Section 7. Waiver. Any of the rights, powers, preferences and other terms of the Preferred Stock set forth herein may be waived on behalf of all Holders by the affirmative written consent or vote of the Holders of a majority of the shares of Preferred Stock then outstanding.

 

Section 8. No Fractional Shares. No fractional shares of Common Stock shall be issued upon the conversion of any share or shares of Preferred Stock, and the number of shares of Common Stock to be issued shall be rounded to the nearest whole share. The number of shares of Common Stock issuable upon conversion shall be determined on the basis of the total number of shares of Preferred Stock the Holder is converting into Common Stock and the number of shares of Common Stock issuable upon such aggregate conversion.

 

Section 9. Lost or Mutilated Preferred Stock Certificate.
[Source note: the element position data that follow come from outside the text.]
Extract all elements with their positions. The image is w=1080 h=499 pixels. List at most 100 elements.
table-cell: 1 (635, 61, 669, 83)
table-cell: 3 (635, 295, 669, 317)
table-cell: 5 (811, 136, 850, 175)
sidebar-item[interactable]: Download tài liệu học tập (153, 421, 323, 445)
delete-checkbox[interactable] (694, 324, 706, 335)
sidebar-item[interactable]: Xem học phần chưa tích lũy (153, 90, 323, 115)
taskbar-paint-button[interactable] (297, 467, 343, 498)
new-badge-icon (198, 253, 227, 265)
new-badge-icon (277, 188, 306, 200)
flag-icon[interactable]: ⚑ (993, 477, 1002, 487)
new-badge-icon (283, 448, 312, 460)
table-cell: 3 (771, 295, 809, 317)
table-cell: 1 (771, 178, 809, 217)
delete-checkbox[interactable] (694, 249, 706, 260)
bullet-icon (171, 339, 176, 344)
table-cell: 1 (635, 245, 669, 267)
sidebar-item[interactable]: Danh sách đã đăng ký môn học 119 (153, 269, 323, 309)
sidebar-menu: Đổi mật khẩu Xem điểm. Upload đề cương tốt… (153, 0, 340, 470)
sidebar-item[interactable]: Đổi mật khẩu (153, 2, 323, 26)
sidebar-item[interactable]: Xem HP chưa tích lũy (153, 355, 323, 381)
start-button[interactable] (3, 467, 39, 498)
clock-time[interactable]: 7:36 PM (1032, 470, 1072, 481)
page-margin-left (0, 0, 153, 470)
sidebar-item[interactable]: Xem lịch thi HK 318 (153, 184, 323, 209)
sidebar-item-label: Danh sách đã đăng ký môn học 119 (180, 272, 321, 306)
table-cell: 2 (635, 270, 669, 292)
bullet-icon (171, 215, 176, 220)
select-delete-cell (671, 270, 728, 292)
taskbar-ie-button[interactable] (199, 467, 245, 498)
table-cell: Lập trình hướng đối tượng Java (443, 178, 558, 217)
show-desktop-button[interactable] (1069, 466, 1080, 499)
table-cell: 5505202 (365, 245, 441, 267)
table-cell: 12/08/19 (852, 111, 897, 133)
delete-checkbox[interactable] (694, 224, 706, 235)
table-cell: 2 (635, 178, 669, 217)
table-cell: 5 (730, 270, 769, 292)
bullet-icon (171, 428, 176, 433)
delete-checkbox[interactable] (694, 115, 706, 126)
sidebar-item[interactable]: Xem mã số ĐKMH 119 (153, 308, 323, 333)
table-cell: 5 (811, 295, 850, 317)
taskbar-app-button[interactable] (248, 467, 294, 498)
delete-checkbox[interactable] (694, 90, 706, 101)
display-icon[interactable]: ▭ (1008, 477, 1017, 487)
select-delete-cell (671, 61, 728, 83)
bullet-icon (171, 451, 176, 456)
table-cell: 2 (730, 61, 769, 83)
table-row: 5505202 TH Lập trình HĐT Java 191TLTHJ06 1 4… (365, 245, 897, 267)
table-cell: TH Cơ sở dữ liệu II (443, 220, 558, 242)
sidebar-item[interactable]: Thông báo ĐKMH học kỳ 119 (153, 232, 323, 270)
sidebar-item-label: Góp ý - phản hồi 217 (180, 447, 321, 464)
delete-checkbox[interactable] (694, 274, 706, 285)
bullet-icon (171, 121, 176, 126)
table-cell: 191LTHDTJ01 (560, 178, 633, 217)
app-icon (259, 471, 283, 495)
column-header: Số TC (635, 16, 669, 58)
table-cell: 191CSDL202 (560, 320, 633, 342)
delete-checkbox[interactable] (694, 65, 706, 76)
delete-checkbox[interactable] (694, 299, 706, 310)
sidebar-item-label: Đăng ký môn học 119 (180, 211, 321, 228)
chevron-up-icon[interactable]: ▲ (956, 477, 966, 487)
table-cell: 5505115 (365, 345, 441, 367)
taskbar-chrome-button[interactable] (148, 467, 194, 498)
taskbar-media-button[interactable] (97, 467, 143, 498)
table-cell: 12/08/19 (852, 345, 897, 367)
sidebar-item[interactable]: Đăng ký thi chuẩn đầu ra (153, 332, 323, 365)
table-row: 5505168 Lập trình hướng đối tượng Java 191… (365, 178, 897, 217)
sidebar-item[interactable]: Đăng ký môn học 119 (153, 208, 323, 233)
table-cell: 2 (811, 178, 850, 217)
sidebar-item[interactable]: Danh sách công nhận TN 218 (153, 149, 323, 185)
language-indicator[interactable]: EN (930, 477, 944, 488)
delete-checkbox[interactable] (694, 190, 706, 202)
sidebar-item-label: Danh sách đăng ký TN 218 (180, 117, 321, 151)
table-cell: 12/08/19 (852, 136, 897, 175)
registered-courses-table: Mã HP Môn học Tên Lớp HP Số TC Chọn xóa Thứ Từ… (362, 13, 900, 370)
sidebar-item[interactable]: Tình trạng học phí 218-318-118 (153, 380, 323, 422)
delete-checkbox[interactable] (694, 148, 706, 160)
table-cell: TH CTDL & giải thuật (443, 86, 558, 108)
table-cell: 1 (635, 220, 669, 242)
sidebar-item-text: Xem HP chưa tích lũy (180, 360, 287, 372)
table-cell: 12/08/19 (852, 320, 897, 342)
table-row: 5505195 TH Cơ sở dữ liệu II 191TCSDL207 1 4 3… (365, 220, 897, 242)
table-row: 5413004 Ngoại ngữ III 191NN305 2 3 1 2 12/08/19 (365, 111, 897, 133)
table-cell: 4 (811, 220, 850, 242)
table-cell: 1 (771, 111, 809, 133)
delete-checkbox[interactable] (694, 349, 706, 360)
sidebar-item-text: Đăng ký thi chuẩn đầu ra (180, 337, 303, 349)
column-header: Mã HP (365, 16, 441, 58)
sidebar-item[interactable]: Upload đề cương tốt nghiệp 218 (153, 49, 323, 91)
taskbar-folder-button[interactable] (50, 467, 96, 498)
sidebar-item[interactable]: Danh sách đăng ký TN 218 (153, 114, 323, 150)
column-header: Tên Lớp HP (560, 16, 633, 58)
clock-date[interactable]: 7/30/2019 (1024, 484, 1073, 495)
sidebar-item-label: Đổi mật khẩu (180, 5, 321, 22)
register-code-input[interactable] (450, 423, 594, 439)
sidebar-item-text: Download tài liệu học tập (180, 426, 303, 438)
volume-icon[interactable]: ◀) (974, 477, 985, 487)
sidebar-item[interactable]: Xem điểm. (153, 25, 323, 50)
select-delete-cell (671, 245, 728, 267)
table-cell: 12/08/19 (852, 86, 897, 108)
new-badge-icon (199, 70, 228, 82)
If a Holder’s Preferred Stock certificate shall be mutilated, lost, stolen or destroyed, the Corporation shall execute and deliver, in exchange and substitution for and upon cancellation of a mutilated certificate, or in lieu of or in substitution for a lost, stolen or destroyed certificate, a new certificate for the shares of Preferred Stock so mutilated, lost, stolen or destroyed, but only upon receipt of evidence of such loss, theft or destruction of such certificate, and of the ownership hereof reasonably satisfactory to the Corporation.

 

*********************

 
 

IN WITNESS WHEREOF, the undersigned has duly executed this Certificate in the name and on behalf of Phototron Holdings, Inc. on the 5th day of April, 2012, and the statements contained herein are affirmed as true under penalty of perjury.